Genovese agrees with Maes and Pescatore that the Premier League does not need middlemen anymore.

“Many of the broadcasters the Premier League deals with will be close to its head offices in London. Some will even have an office in the UK themselves. This reduces the need for third parties to help with the marketing of their own rights,” he explains.

But Genovese does not believe this will be the cycle when the international rights top the domestic ones.

“There are strong indications the Premier League can continue to grow internationally, as the strategic value of its rights increases in many markets,” he says.

“But to surpass the value of domestic rights, they would have to grow by more than 20 per cent per season.
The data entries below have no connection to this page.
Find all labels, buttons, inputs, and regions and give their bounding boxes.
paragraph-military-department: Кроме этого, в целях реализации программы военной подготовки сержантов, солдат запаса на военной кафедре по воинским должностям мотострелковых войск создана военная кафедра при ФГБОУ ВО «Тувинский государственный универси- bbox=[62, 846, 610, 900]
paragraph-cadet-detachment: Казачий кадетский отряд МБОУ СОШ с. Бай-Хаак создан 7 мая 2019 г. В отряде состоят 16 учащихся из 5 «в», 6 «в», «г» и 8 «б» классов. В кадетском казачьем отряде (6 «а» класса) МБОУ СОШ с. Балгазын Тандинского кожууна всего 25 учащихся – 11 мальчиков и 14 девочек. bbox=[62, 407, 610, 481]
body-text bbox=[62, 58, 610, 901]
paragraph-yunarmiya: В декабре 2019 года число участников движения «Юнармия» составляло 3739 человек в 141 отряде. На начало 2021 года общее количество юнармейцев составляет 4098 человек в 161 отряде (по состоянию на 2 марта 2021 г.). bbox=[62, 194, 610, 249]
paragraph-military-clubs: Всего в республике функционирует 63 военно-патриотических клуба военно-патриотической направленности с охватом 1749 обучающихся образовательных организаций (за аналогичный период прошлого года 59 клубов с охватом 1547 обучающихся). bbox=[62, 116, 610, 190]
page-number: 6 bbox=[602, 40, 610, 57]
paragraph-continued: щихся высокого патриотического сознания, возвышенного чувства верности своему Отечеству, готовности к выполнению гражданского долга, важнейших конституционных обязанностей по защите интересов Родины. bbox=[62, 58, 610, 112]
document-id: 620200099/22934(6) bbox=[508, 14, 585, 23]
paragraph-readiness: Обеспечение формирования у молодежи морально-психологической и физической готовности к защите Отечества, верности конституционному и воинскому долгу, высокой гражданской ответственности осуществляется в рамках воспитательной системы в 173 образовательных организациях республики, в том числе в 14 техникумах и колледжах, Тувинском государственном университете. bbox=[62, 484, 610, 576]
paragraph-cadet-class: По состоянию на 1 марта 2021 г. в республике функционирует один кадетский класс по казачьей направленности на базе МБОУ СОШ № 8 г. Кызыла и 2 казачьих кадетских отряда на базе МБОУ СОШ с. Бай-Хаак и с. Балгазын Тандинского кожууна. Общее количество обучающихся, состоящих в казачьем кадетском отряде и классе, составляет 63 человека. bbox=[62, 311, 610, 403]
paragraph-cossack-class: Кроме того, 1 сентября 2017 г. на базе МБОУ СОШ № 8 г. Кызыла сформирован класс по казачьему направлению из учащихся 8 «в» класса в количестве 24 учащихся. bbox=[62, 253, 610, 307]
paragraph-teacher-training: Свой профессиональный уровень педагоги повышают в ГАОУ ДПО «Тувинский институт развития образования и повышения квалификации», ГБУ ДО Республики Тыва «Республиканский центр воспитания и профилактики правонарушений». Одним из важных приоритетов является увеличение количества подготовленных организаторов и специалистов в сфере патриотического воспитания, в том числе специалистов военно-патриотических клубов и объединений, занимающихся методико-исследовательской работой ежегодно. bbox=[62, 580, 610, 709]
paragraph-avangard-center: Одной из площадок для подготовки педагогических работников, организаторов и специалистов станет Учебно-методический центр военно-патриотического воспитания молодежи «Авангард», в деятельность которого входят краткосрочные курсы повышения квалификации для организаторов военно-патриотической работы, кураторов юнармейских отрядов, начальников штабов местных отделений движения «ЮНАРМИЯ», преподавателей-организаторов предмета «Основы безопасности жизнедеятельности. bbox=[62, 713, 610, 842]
Two markets, in particular, will be decisive to understand whether that milestone will be reached: the US, where the rights are currently held by NBC, and China, where the previous licensee returned the rights after facing financial difficulties.

“The Premier League is indicating it could be willing to trade off some of the short-term value by going for the stability of long-term deals. Therefore, we think it’s likely that the revenue generated through international rights will increase over the next cycle but it may still not generate enough to overtake the revenues generated from UK broadcasters.”

Much depends, then, on just how much CBS or ESPN want to take those US rights off NBC, and whether China’s burgeoning middle class still think Chelsea, Liverpool and Manchester United are cool brands, and the Chinese Communist Party agrees.

In the meantime, the Premier League will be hoping Telekom Srbija’s recent spending spree on football rights continues, or the four packages on offer in territory six — France and Monaco — spark a bidding war. After all, you also get the non-exclusive rights in Andorra, Luxembourg and French-speaking Switzerland for your investment there, not to mention the right to broadcast to Guadeloupe in the Caribbean, Madagascar and New Caledonia in the Pacific.

Perhaps that’s the best international rights bargain since those 22 clubs flogged the lot for £8 million in 1992.